Blockchain is making inroads in all aspects of the financial markets, and it is now getting into the digitization of government bonds in Japan.
According to local reports, Japan is introducing a system that will allow the trading of Japanese government bonds (JGBs) round-the-clock, opening the door to more efficient liquidity utilization, lower costs, and quicker settlement times.
The goal is to introduce this system later this year to debut the securities as part of the repo market, where financial institutions are lending and borrowing funds with these bonds as collateral.
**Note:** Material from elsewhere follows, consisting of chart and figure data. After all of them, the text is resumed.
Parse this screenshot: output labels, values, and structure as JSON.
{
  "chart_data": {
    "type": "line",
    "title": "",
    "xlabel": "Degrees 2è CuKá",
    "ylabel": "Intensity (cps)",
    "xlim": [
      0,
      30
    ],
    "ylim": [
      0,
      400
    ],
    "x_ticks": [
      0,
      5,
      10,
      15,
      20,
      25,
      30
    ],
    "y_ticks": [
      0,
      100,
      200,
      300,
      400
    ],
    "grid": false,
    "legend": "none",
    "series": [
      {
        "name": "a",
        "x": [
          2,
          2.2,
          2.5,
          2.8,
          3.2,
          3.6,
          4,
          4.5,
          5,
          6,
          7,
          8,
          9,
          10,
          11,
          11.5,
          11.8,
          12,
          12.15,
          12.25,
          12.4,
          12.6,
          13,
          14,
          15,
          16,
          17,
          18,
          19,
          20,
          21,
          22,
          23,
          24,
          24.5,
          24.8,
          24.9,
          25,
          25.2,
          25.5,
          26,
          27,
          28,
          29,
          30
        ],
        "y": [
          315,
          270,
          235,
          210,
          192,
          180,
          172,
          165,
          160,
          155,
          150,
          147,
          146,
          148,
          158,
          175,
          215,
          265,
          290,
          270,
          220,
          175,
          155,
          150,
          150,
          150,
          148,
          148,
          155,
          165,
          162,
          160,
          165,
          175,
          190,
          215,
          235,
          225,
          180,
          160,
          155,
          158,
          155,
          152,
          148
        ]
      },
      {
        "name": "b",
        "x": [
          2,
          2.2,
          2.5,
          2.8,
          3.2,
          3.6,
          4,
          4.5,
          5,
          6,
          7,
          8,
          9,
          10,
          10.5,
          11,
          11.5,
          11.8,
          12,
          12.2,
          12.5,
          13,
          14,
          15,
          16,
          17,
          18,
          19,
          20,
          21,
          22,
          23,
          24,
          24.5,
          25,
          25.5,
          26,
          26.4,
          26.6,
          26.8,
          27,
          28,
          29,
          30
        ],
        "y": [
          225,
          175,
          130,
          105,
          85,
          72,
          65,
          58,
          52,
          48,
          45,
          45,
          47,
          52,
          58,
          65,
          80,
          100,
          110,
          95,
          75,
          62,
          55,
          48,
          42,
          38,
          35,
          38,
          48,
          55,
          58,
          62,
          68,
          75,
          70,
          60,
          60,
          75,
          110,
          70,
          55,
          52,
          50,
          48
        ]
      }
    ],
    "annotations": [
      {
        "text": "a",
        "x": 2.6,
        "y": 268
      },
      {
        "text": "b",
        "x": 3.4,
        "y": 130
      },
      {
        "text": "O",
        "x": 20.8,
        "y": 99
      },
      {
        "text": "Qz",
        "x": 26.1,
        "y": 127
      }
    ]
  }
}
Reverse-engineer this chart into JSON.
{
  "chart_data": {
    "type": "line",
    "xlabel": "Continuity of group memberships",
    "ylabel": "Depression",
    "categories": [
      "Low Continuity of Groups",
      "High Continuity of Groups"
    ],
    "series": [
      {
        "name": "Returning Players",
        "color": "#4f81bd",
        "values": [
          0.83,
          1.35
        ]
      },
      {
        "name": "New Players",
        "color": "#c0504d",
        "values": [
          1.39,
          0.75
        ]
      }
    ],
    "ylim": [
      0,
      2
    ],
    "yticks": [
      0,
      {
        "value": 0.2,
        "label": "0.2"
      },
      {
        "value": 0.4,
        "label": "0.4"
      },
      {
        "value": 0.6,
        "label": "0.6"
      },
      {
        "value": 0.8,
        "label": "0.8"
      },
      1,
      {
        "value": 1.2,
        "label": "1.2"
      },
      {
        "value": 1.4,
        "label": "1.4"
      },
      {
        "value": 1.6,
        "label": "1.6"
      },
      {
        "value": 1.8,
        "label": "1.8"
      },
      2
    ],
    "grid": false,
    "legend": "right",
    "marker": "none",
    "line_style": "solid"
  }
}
The global repo market encompasses up to $4 trillion in daily repurchase agreements, and Japan accounts for 10% of this volume.

To achieve the tokenization of Japanese bonds, a new entity will be created with Progmat, a Japanese digital assets developer, at the helm, and participation of the largest Japanese banking groups and institutions like Tokio Marine Holdings, Daiwa Securities, and SBI Securities.
One of the most ambitious goals of the project is to shorten settlement times of these bonds, which are now traded and settled on the next business day. With the proposed tokenization, trading and settlement of these bonds will happen almost instantly, enhancing the capital efficiency of these operations.
The Japanese digital security market is still in its nascent stages, with only $2.3 billion issued, most representing real estate assets. Nonetheless, with this move, the market is ready to boom, as institutions will enter and bring trillions of yen in capital to support bond operations.
Japan’s push towards bond tokenization comes after other markets, including the U.S., are also undergoing similar changes. In December, the Depository Trust & Clearing Corporation (DTCC) unveiled an initiative to move U.S. treasuries on-chain.